If you take Adolph Hitler and his ilk to represent absolute evil, which seems reasonable, then Dylann Roof is of Hitler’s ilk. He deliberately chose to murder people of color who were in a church praying, because, as he said, killing obviously good folks would get more press attention than killing just any black person.
Recently Roof has been tried in a federal court and convicted and sentenced to death—it’s unusual for a young white man to get the death sentence for killing black men and women.
I’m opposed to the death sentence. This is not because I pity Roof. I believe he’s getting off easy. If it were up to me, I’d give him life in solitary confinement so he could think things over for the next 50 or 60 years, while serving as an example of death in life.
Unlike the American Right, I don’t fully trust the federal government. Why people who claim to despise the federal government are willing to give it the power to execute them is interesting. (It demonstrates that political positions have little to do with logical consistency.)

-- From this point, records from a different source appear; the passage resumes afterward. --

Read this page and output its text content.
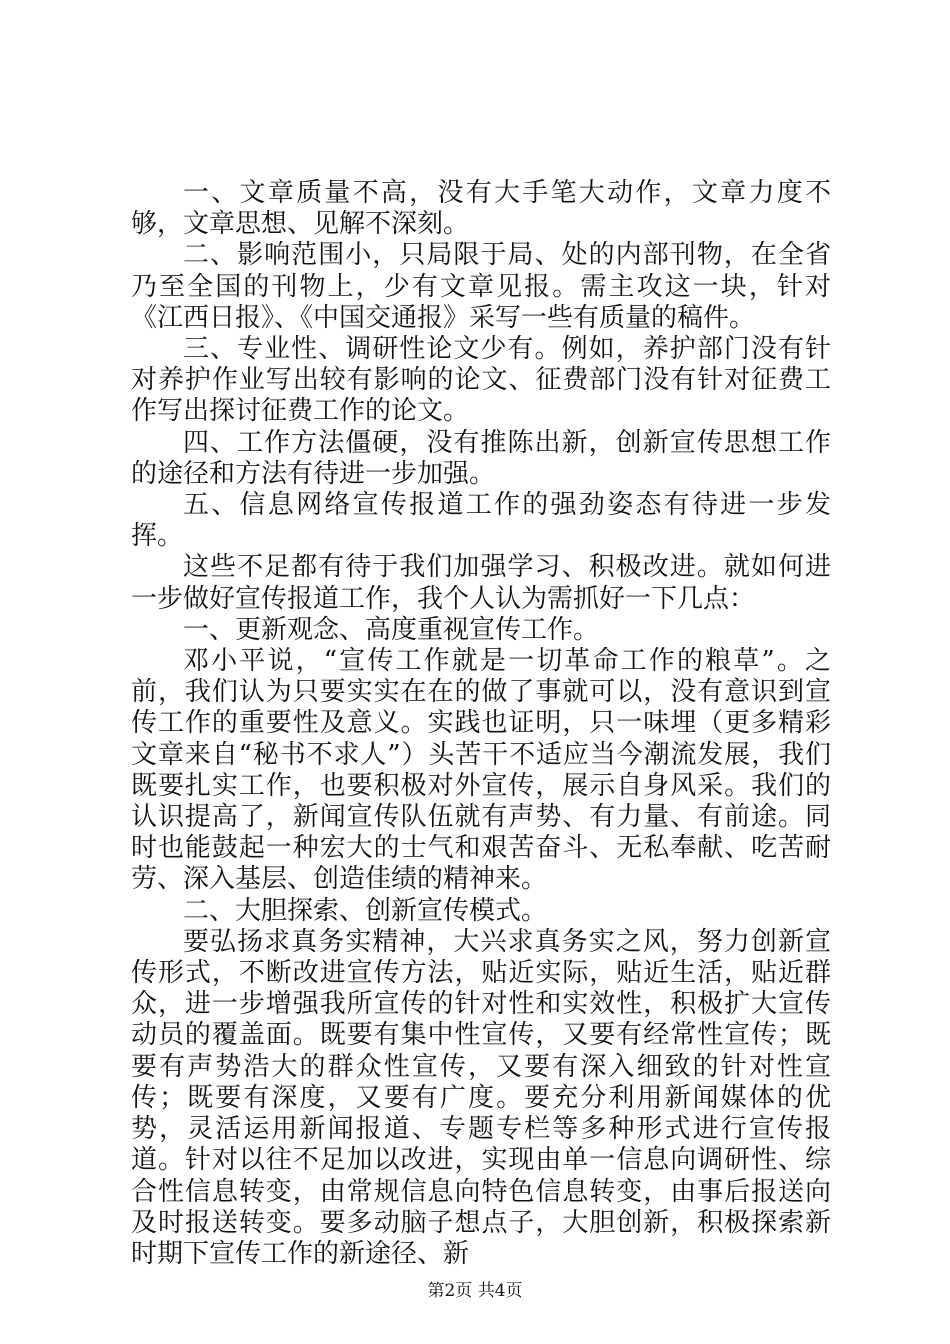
一、文章质量不高，没有大手笔大动作，文章力度不够，文章思想、见解不深刻。

二、影响范围小，只局限于局、处的内部刊物，在全省乃至全国的刊物上，少有文章见报。需主攻这一块，针对《江西日报》、《中国交通报》采写一些有质量的稿件。

三、专业性、调研性论文少有。例如，养护部门没有针对养护作业写出较有影响的论文、征费部门没有针对征费工作写出探讨征费工作的论文。

四、工作方法僵硬，没有推陈出新，创新宣传思想工作的途径和方法有待进一步加强。

五、信息网络宣传报道工作的强劲姿态有待进一步发挥。

这些不足都有待于我们加强学习、积极改进。就如何进一步做好宣传报道工作，我个人认为需抓好一下几点：

一、更新观念、高度重视宣传工作。

邓小平说，“宣传工作就是一切革命工作的粮草”。之前，我们认为只要实实在在的做了事就可以，没有意识到宣传工作的重要性及意义。实践也证明，只一味埋（更多精彩文章来自“秘书不求人”）头苦干不适应当今潮流发展，我们既要扎实工作，也要积极对外宣传，展示自身风采。我们的认识提高了，新闻宣传队伍就有声势、有力量、有前途。同时也能鼓起一种宏大的士气和艰苦奋斗、无私奉献、吃苦耐劳、深入基层、创造佳绩的精神来。

二、大胆探索、创新宣传模式。

要弘扬求真务实精神，大兴求真务实之风，努力创新宣传形式，不断改进宣传方法，贴近实际，贴近生活，贴近群众，进一步增强我所宣传的针对性和实效性，积极扩大宣传动员的覆盖面。既要有集中性宣传，又要有经常性宣传；既要有声势浩大的群众性宣传，又要有深入细致的针对性宣传；既要有深度，又要有广度。要充分利用新闻媒体的优势，灵活运用新闻报道、专题专栏等多种形式进行宣传报道。针对以往不足加以改进，实现由单一信息向调研性、综合性信息转变，由常规信息向特色信息转变，由事后报送向及时报送转变。要多动脑子想点子，大胆创新，积极探索新时期下宣传工作的新途径、新

第2页 共4页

My main objection to capital punishment is that if we actually placed a high value on human lives and wanted to prove it, we wouldn’t take human lives. Every time we deliberate and then take a life, we prove that to us some lives don’t matter. Which ones matter is a choice in our system.
A poll was taken. About 67% of black people favored life in prison for Roof, while 64% of whites want the feds to kill him. I think we understand why people of color see the justice system as flawed; and many black families belong to churches that preach Christian forgiveness and redemption.